Last Updated: October 15, 2013
In response to the TechQual+ survey results DoIT collected last spring from students who indicated a desire for wireless connectivity in the Javits Lecture Center, DoIT's Data Network Services team deployed Aruba’s 802.11ac Wi-Fi solution in Javits on Aug. 23, 2013. The upgrade accommodated a dramatic increase in mobile and wireless devices that the University's 24,000+ students and 12,000+ staff are using on campus.
Stony Brook had an existing Aruba Networks wireless LAN (WLAN) that covered the majority of the campus and is comprised of 3,000 Aruba 802.11n access points. In the University’s Javits Lecture Center, 10 lecture halls are used by approximately 17,000 students weekly, with an average lecture hall holding 200 students and the largest accommodating more than 500. As students in the Lecture Center are increasingly bringing multiple mobile devices to class and relying on the wireless network, Stony Brook recognized the need to upgrade the Center's wireless infrastructure to meet the rigorous performance and density demands. The University deployed 44 Aruba AP-225 802.11ac access points to cover the Lecture Center’s 10 halls.
"We've seen a remarkable increase in mobile and wireless devices on campus and this has resulted in extraordinary demand on our wireless network," said James Hart, Director of Network Services at Stony Brook University. "With nearly 1,000 mobile devices accessing the network from Javits Lecture Center alone, and this number expecting to increase, it was clear that we needed to make the move to 802.11ac in high density areas to support our students' and faculty's use of the network."

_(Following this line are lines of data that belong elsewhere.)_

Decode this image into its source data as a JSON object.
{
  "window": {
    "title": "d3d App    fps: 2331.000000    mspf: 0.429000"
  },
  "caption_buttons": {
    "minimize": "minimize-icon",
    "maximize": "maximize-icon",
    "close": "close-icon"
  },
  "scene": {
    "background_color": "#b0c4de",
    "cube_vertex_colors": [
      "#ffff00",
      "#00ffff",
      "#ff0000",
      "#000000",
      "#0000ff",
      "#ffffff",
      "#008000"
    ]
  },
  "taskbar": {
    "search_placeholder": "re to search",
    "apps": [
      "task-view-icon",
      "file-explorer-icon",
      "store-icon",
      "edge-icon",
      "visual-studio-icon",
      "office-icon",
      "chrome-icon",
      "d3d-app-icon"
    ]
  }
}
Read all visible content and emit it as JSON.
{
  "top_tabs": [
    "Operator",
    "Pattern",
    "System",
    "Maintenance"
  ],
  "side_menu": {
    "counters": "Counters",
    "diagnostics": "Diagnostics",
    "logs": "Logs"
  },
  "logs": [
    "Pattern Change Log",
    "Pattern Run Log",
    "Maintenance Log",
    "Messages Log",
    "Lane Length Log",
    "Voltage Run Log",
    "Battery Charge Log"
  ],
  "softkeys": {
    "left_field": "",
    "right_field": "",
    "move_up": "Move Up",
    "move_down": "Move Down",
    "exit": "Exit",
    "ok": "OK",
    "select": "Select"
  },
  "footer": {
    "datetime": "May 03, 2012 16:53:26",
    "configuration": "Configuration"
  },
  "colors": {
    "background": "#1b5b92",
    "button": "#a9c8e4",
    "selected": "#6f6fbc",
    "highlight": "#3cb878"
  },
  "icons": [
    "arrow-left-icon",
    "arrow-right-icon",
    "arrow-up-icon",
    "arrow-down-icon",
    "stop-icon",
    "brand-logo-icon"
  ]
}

According to Hart, both students and staff have been enthused about the speed and reliability of the 802.11ac network. The University’s IT department has also been encouraged to see that client devices are achieving speeds of up to 450Mbps, and that support calls have been minimal since the Javits Lecture Center was upgraded. Stony Brook’s professors are increasingly using the wireless network in the classroom, connecting their iPads to project content onto classroom screens and using the iPads to interact and answer student questions during lectures.
Mike Ospitale, Campus Network Manager for Stony Brook, commented, "Having a high-performing 802.11ac infrastructure now allows us to expand our capabilities in the classrooms. We plan to increase our use of Apple TVs, for example, as well as use Aruba’s AirGroup to make plug-and-play network services like Apple AirPlay and AirPrint available to students' and teachers' mobile devices. All around, the wireless network supports a much more interactive classroom."
In addition to the Javits Lecture Center, Stony Brook plans to expand 802.11ac access to its brand new Stony Brook Sports Complex, an indoor arena containing more than 4,000 seats. Working with Aruba, the University has already completed the design phase and expects to deploy 35 additional Aruba 802.11ac APs for the arena’s wireless access.
Stony Brook is already in the planning process for extending 802.11ac to more areas of its campus in 2014. The University’s residence halls, which experience similar high density challenges as the lecture halls face, will be first on the upgrade list.